2. Debbie and I got a good party underway late this afternoon. I fixed Debbie a renewable Manhattan and I fixed myself a couple of martinis, the second one dirty. I'd been wondering if past episodes of the CBS news program, The Twentieth Century, were available anywhere. I put YouTube on the television and, with a little searching, found an episode from 1966. As part of the program's "Man of the Month" series, The Twentieth Century (hosted by Walter Cronkite) presented a half an hour profile of Ho Chi Minh. Having just watched The Quiet American and the first episode of Ken Burns' Vietnam, which focused much attention on Ho, this profile was a perfect way to get the story of post-World War II Vietnam more firmly lodged in our memories.
3. Debbie made an awesome kale salad for dinner.

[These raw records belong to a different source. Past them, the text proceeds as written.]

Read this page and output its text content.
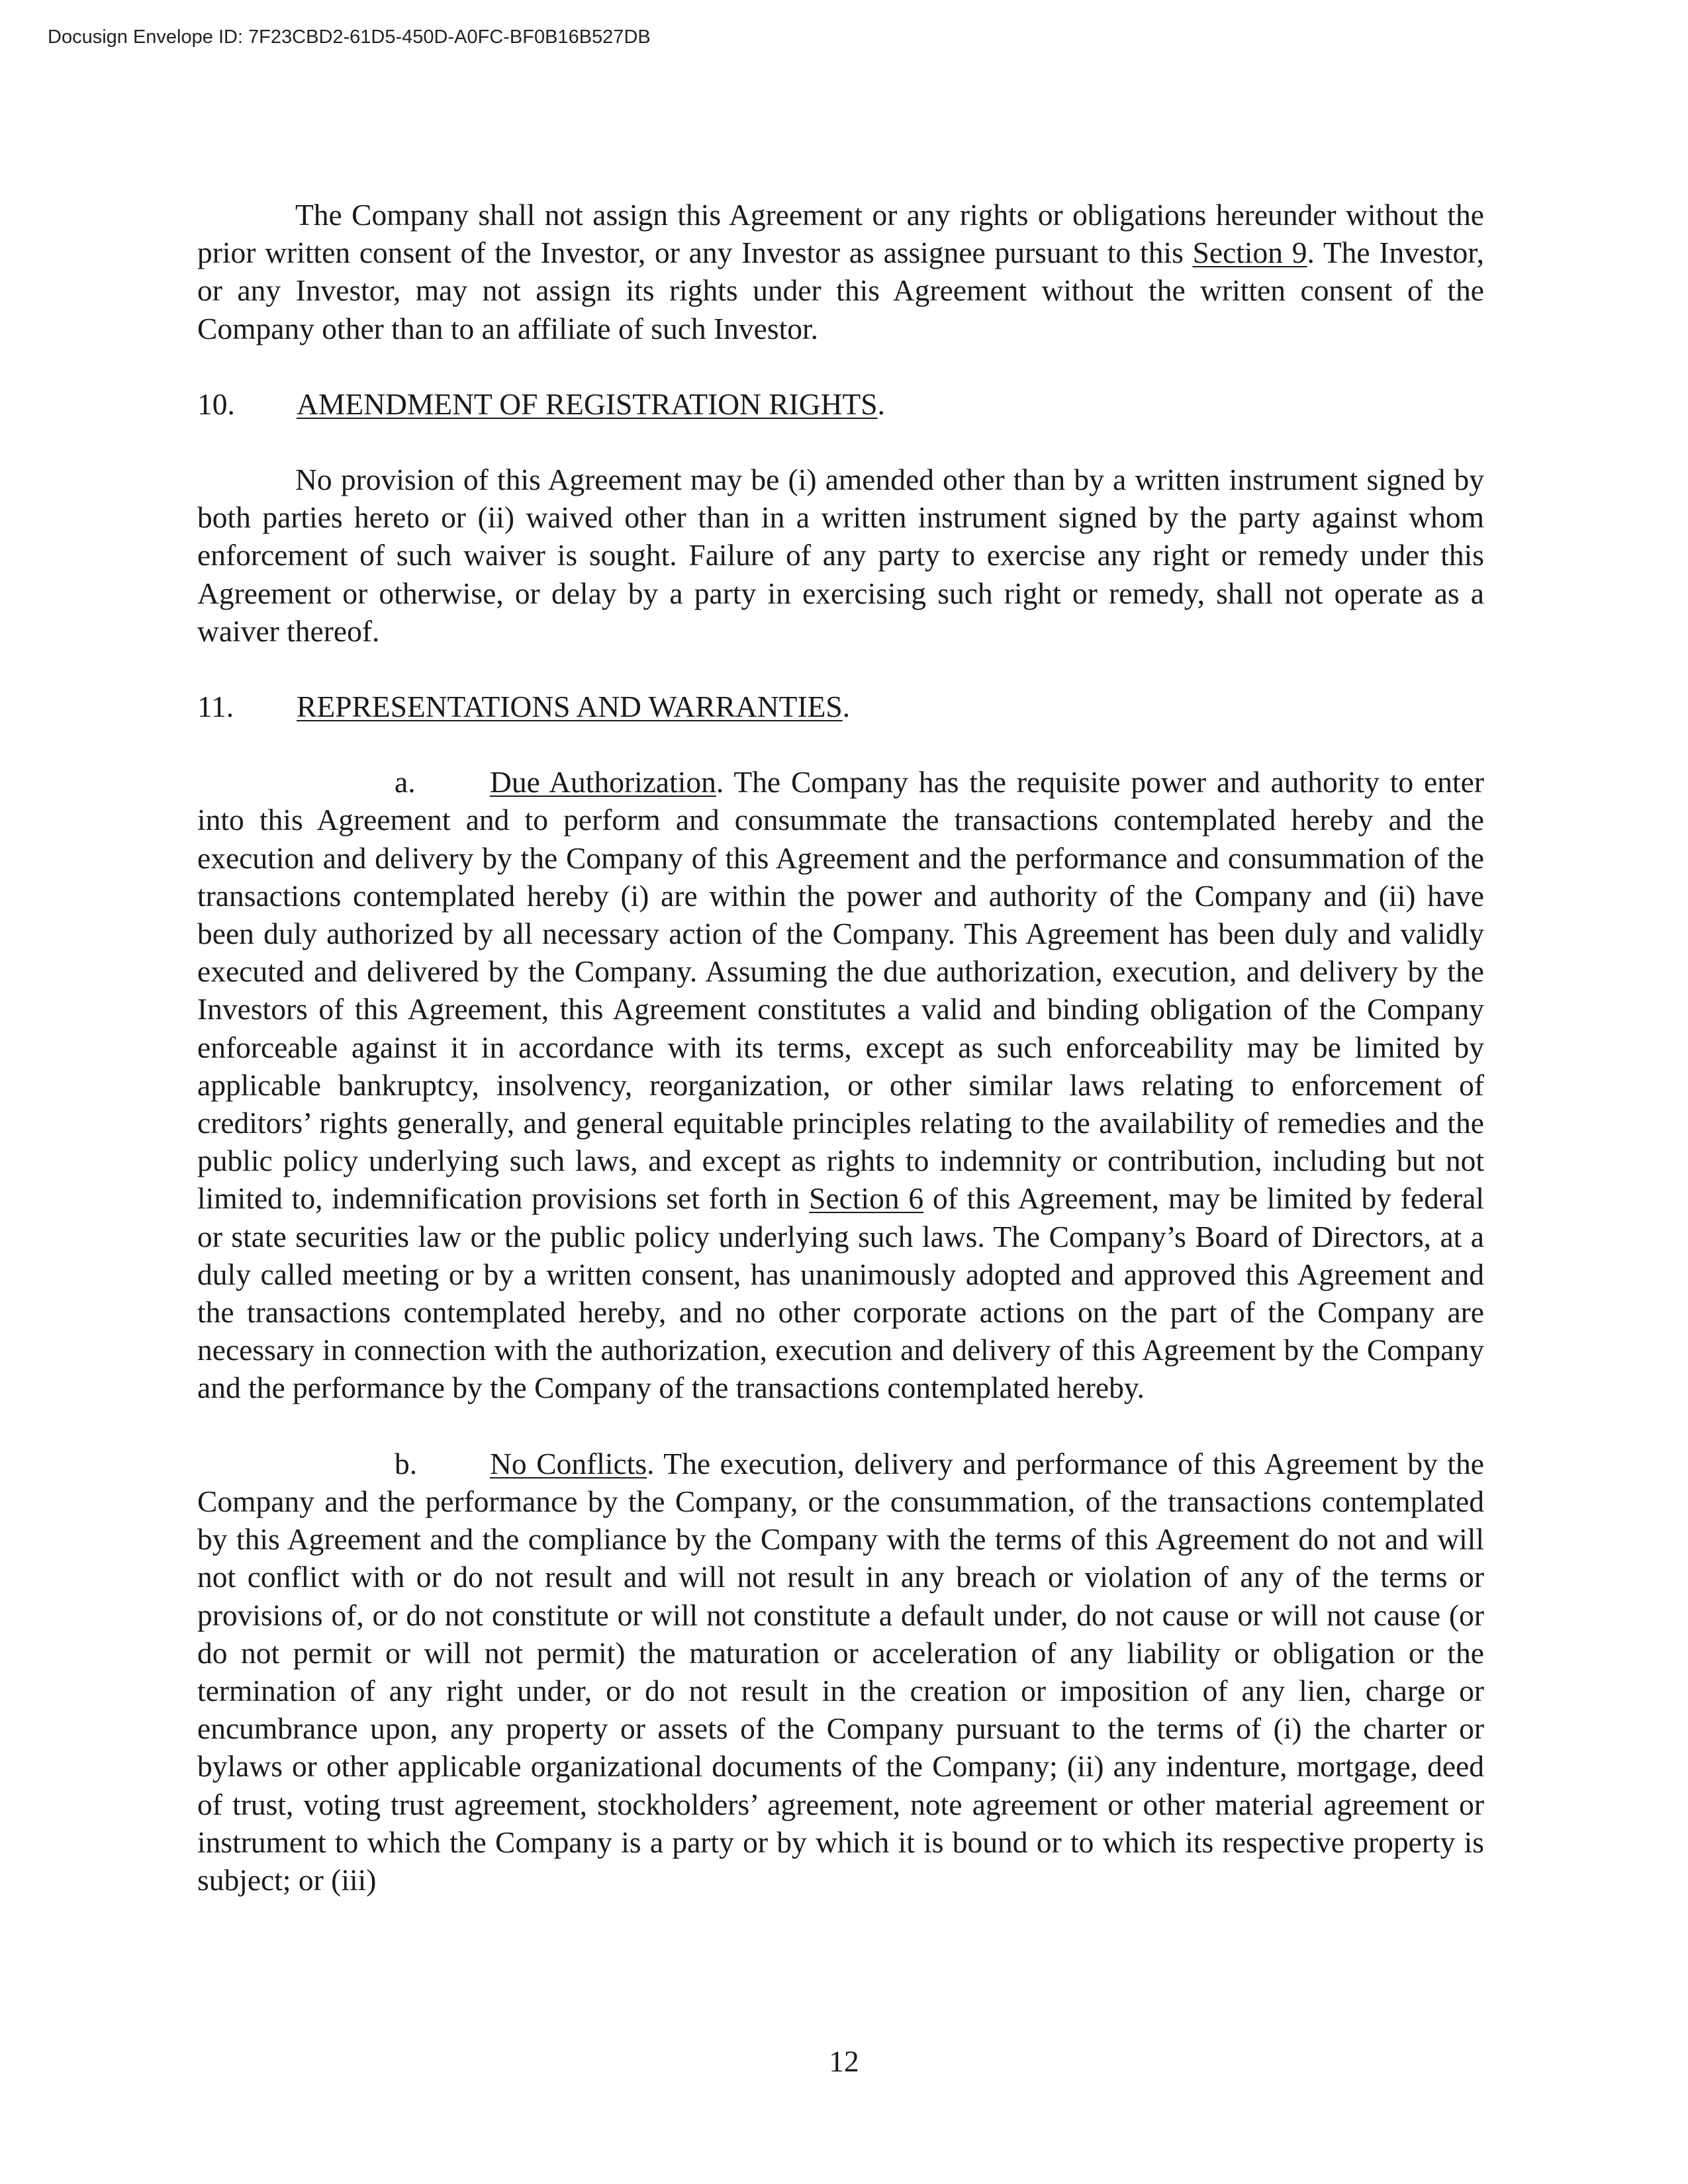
Docusign Envelope ID: 7F23CBD2-61D5-450D-A0FC-BF0B16B527DB

The Company shall not assign this Agreement or any rights or obligations hereunder without the prior written consent of the Investor, or any Investor as assignee pursuant to this Section 9. The Investor, or any Investor, may not assign its rights under this Agreement without the written consent of the Company other than to an affiliate of such Investor.

10. AMENDMENT OF REGISTRATION RIGHTS.

No provision of this Agreement may be (i) amended other than by a written instrument signed by both parties hereto or (ii) waived other than in a written instrument signed by the party against whom enforcement of such waiver is sought. Failure of any party to exercise any right or remedy under this Agreement or otherwise, or delay by a party in exercising such right or remedy, shall not operate as a waiver thereof.

11. REPRESENTATIONS AND WARRANTIES.

a. Due Authorization. The Company has the requisite power and authority to enter into this Agreement and to perform and consummate the transactions contemplated hereby and the execution and delivery by the Company of this Agreement and the performance and consummation of the transactions contemplated hereby (i) are within the power and authority of the Company and (ii) have been duly authorized by all necessary action of the Company. This Agreement has been duly and validly executed and delivered by the Company. Assuming the due authorization, execution, and delivery by the Investors of this Agreement, this Agreement constitutes a valid and binding obligation of the Company enforceable against it in accordance with its terms, except as such enforceability may be limited by applicable bankruptcy, insolvency, reorganization, or other similar laws relating to enforcement of creditors’ rights generally, and general equitable principles relating to the availability of remedies and the public policy underlying such laws, and except as rights to indemnity or contribution, including but not limited to, indemnification provisions set forth in Section 6 of this Agreement, may be limited by federal or state securities law or the public policy underlying such laws. The Company’s Board of Directors, at a duly called meeting or by a written consent, has unanimously adopted and approved this Agreement and the transactions contemplated hereby, and no other corporate actions on the part of the Company are necessary in connection with the authorization, execution and delivery of this Agreement by the Company and the performance by the Company of the transactions contemplated hereby.

b. No Conflicts. The execution, delivery and performance of this Agreement by the Company and the performance by the Company, or the consummation, of the transactions contemplated by this Agreement and the compliance by the Company with the terms of this Agreement do not and will not conflict with or do not result and will not result in any breach or violation of any of the terms or provisions of, or do not constitute or will not constitute a default under, do not cause or will not cause (or do not permit or will not permit) the maturation or acceleration of any liability or obligation or the termination of any right under, or do not result in the creation or imposition of any lien, charge or encumbrance upon, any property or assets of the Company pursuant to the terms of (i) the charter or bylaws or other applicable organizational documents of the Company; (ii) any indenture, mortgage, deed of trust, voting trust agreement, stockholders’ agreement, note agreement or other material agreement or instrument to which the Company is a party or by which it is bound or to which its respective property is subject; or (iii)

12
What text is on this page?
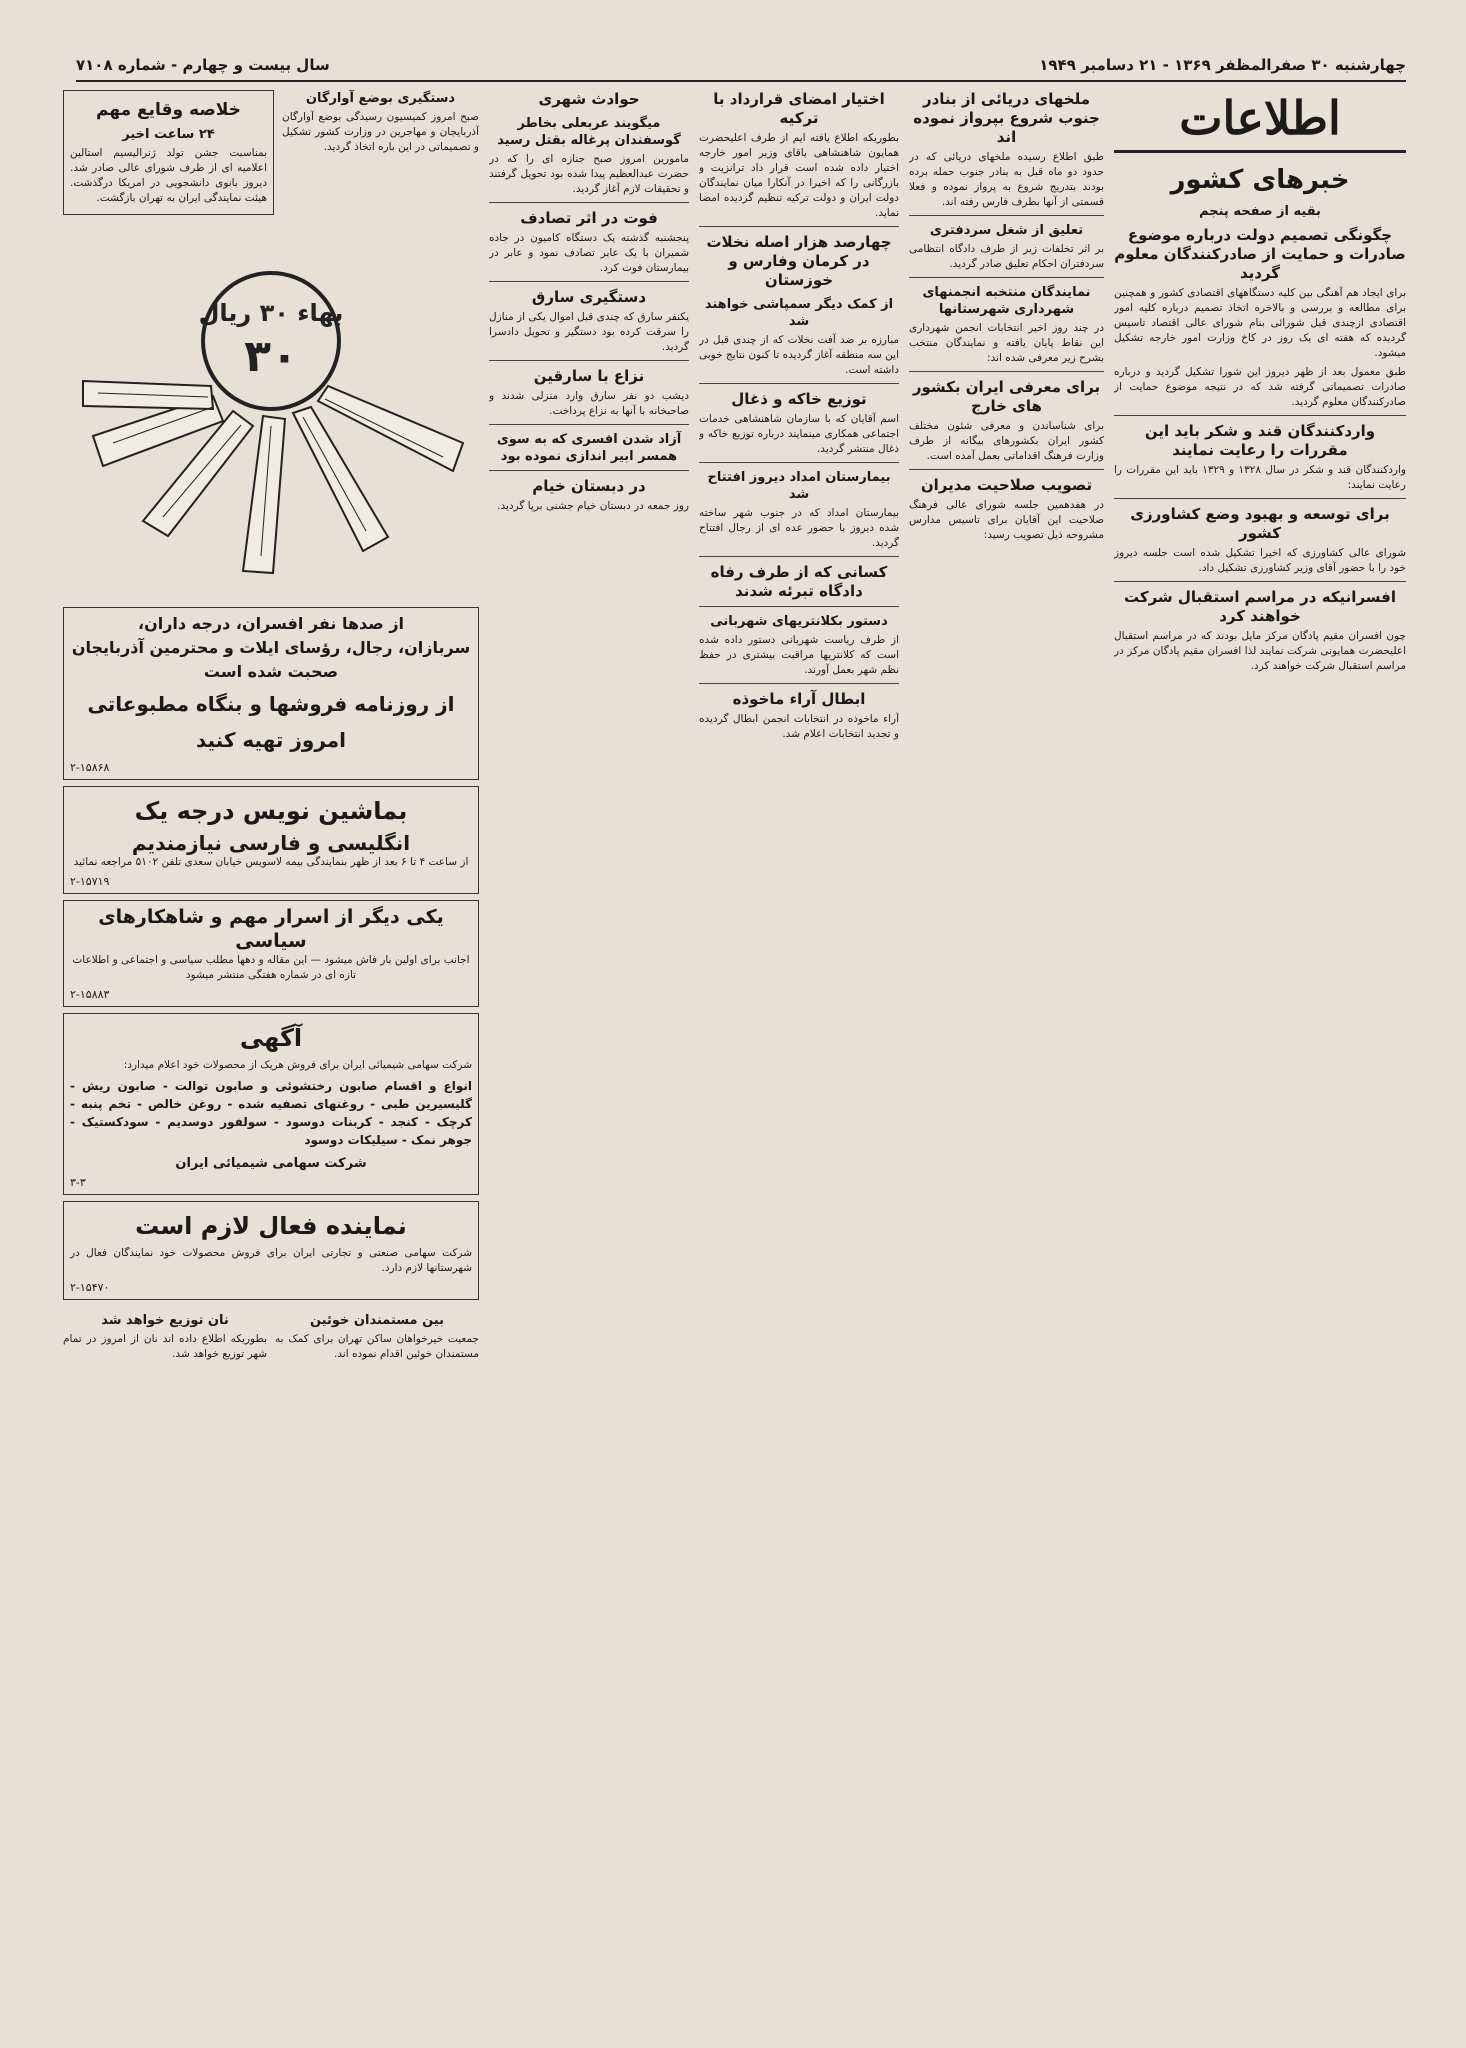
چهارشنبه ۳۰ صفرالمظفر ۱۳۶۹ - ۲۱ دسامبر ۱۹۴۹
سال بیست و چهارم - شماره ۷۱۰۸
اطلاعات
خبرهای کشور
بقیه از صفحه پنجم
چگونگی تصمیم دولت درباره موضوع صادرات و حمایت از صادرکنندگان معلوم گردید

برای ایجاد هم آهنگی بین کلیه دستگاههای اقتصادی کشور و همچنین برای مطالعه و بررسی و بالاخره اتخاذ تصمیم درباره کلیه امور اقتصادی ازچندی قبل شورائی بنام شورای عالی اقتصاد تاسیس گردیده که هفته ای یک روز در کاخ وزارت امور خارجه تشکیل میشود.

طبق معمول بعد از ظهر دیروز این شورا تشکیل گردید و درباره صادرات تصمیماتی گرفته شد که در نتیجه موضوع حمایت از صادرکنندگان معلوم گردید.

واردکنندگان قند و شکر باید این مقررات را رعایت نمایند

واردکنندگان قند و شکر در سال ۱۳۲۸ و ۱۳۲۹ باید این مقررات را رعایت نمایند:

برای توسعه و بهبود وضع کشاورزی کشور

شورای عالی کشاورزی که اخیرا تشکیل شده است جلسه دیروز خود را با حضور آقای وزیر کشاورزی تشکیل داد.

افسرانیکه در مراسم استقبال شرکت خواهند کرد

چون افسران مقیم پادگان مرکز مایل بودند که در مراسم استقبال اعلیحضرت همایونی شرکت نمایند لذا افسران مقیم پادگان مرکز در مراسم استقبال شرکت خواهند کرد.

ملخهای دریائی از بنادر جنوب شروع بپرواز نموده اند

طبق اطلاع رسیده ملخهای دریائی که در حدود دو ماه قبل به بنادر جنوب حمله برده بودند بتدریج شروع به پرواز نموده و فعلا قسمتی از آنها بطرف فارس رفته اند.

تعلیق از شغل سردفتری

بر اثر تخلفات زیر از طرف دادگاه انتظامی سردفتران احکام تعلیق صادر گردید.

نمایندگان منتخبه انجمنهای شهرداری شهرستانها

در چند روز اخیر انتخابات انجمن شهرداری این نقاط پایان یافته و نمایندگان منتخب بشرح زیر معرفی شده اند:

برای معرفی ایران بکشور های خارج

برای شناساندن و معرفی شئون مختلف کشور ایران بکشورهای بیگانه از طرف وزارت فرهنگ اقداماتی بعمل آمده است.

تصویب صلاحیت مدیران

در هفدهمین جلسه شورای عالی فرهنگ صلاحیت این آقایان برای تاسیس مدارس مشروحه ذیل تصویب رسید:

اختیار امضای قرارداد با ترکیه

بطوریکه اطلاع یافته ایم از طرف اعلیحضرت همایون شاهنشاهی باقای وزیر امور خارجه اختیار داده شده است قرار داد ترانزیت و بازرگانی را که اخیرا در آنکارا میان نمایندگان دولت ایران و دولت ترکیه تنظیم گردیده امضا نماید.

چهارصد هزار اصله نخلات در کرمان وفارس و خوزستان
از کمک دیگر سمپاشی خواهند شد

مبارزه بر ضد آفت نخلات که از چندی قبل در این سه منطقه آغاز گردیده تا کنون نتایج خوبی داشته است.

توزیع خاکه و ذغال

اسم آقایان که با سازمان شاهنشاهی خدمات اجتماعی همکاری مینمایند درباره توزیع خاکه و ذغال منتشر گردید.

بیمارستان امداد دیروز افتتاح شد

بیمارستان امداد که در جنوب شهر ساخته شده دیروز با حضور عده ای از رجال افتتاح گردید.

کسانی که از طرف رفاه دادگاه تبرئه شدند
دستور بکلانتریهای شهربانی

از طرف ریاست شهربانی دستور داده شده است که کلانتریها مراقبت بیشتری در حفظ نظم شهر بعمل آورند.

ابطال آراء ماخوذه

آراء ماخوذه در انتخابات انجمن ابطال گردیده و تجدید انتخابات اعلام شد.

حوادث شهری
میگویند عربعلی بخاطر گوسفندان پرغاله بقتل رسید

مامورین امروز صبح جنازه ای را که در حضرت عبدالعظیم پیدا شده بود تحویل گرفتند و تحقیقات لازم آغاز گردید.

فوت در اثر تصادف

پنجشنبه گذشته یک دستگاه کامیون در جاده شمیران با یک عابر تصادف نمود و عابر در بیمارستان فوت کرد.

دستگیری سارق

یکنفر سارق که چندی قبل اموال یکی از منازل را سرقت کرده بود دستگیر و تحویل دادسرا گردید.

نزاع با سارقین

دیشب دو نفر سارق وارد منزلی شدند و صاحبخانه با آنها به نزاع پرداخت.

آزاد شدن افسری که به سوی همسر ابیر اندازی نموده بود
در دبستان خیام

روز جمعه در دبستان خیام جشنی برپا گردید.

دستگیری بوضع آوارگان

صبح امروز کمیسیون رسیدگی بوضع آوارگان آذربایجان و مهاجرین در وزارت کشور تشکیل و تصمیماتی در این باره اتخاذ گردید.

خلاصه وقایع مهم
۲۴ ساعت اخیر

بمناسبت جشن تولد ژنرالیسیم استالین اعلامیه ای از طرف شورای عالی صادر شد. دیروز بانوی دانشجویی در امریکا درگذشت. هیئت نمایندگی ایران به تهران بازگشت.

بهاء ۳۰ ریال
۳۰
از صدها نفر افسران، درجه داران،
سربازان، رجال، رؤسای ایلات و محترمین آذربایجان
صحبت شده است
از روزنامه فروشها و بنگاه مطبوعاتی
امروز تهیه کنید
۲-۱۵۸۶۸
بماشین نویس درجه یک
انگلیسی و فارسی نیازمندیم

از ساعت ۴ تا ۶ بعد از ظهر بنمایندگی بیمه لاسویس خیابان سعدی تلفن ۵۱۰۲ مراجعه نمائید

۲-۱۵۷۱۹
یکی دیگر از اسرار مهم و شاهکارهای سیاسی

اجانب برای اولین بار فاش میشود — این مقاله و دهها مطلب سیاسی و اجتماعی و اطلاعات تازه ای در شماره هفتگی منتشر میشود

۲-۱۵۸۸۳
آگهی

شرکت سهامی شیمیائی ایران برای فروش هریک از محصولات خود اعلام میدارد:

انواع و اقسام صابون رختشوئی و صابون توالت - صابون ریش - گلیسیرین طبی - روغنهای تصفیه شده - روغن خالص - تخم پنبه - کرچک - کنجد - کربنات دوسود - سولفور دوسدیم - سودکستیک - جوهر نمک - سیلیکات دوسود

شرکت سهامی شیمیائی ایران
۳-۳
نماینده فعال لازم است

شرکت سهامی صنعتی و تجارتی ایران برای فروش محصولات خود نمایندگان فعال در شهرستانها لازم دارد.

۲-۱۵۴۷۰
بین مستمندان خوئین

جمعیت خیرخواهان ساکن تهران برای کمک به مستمندان خوئین اقدام نموده اند.

نان توزیع خواهد شد

بطوریکه اطلاع داده اند نان از امروز در تمام شهر توزیع خواهد شد.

I dove into our television's PBS app and we looked at titles from the American Experience series. We had never heard of Alfred Loomis. He made a ton of money as a young man, bought a Tuxedo Lake mansion, and built himself a world class scientific laboratory where he could live out his passion for science and invention and became a world-renowned figure, especially in developing technologies in support of the U.S.A.'s war effort in the 1940s.
The program is titled, "The Secret of Tuxedo Park". We watched it and found it fascinating.
We switched gears and watched another episode of Foyle's War as Christopher Foyle navigated the choppy waters of tensions between divisions of the Britain's intelligence efforts.
We ended the night watching Stacy Keach, as Mike Hammer, get to the bottom of the murder of a cop. It was the first episode of 1997's syndicated, short-lived tv program, Mike Hammer, Private Eye.
I enjoyed Foyle's War much much more than Mike Hammer, Private Eye; two very different programs with two very different sensibilities, but both featuring top notch actors, Michael Kitchen and Stacy Keach.
Stu offers a limerick looking at Kellogg's good neighbor, Smelterville:
We all know to party is fun.
And Smelterville knew how it's done.
Derby action, cars wreck,
Rodeo time what the heck?
And bars still open at rise of the sun.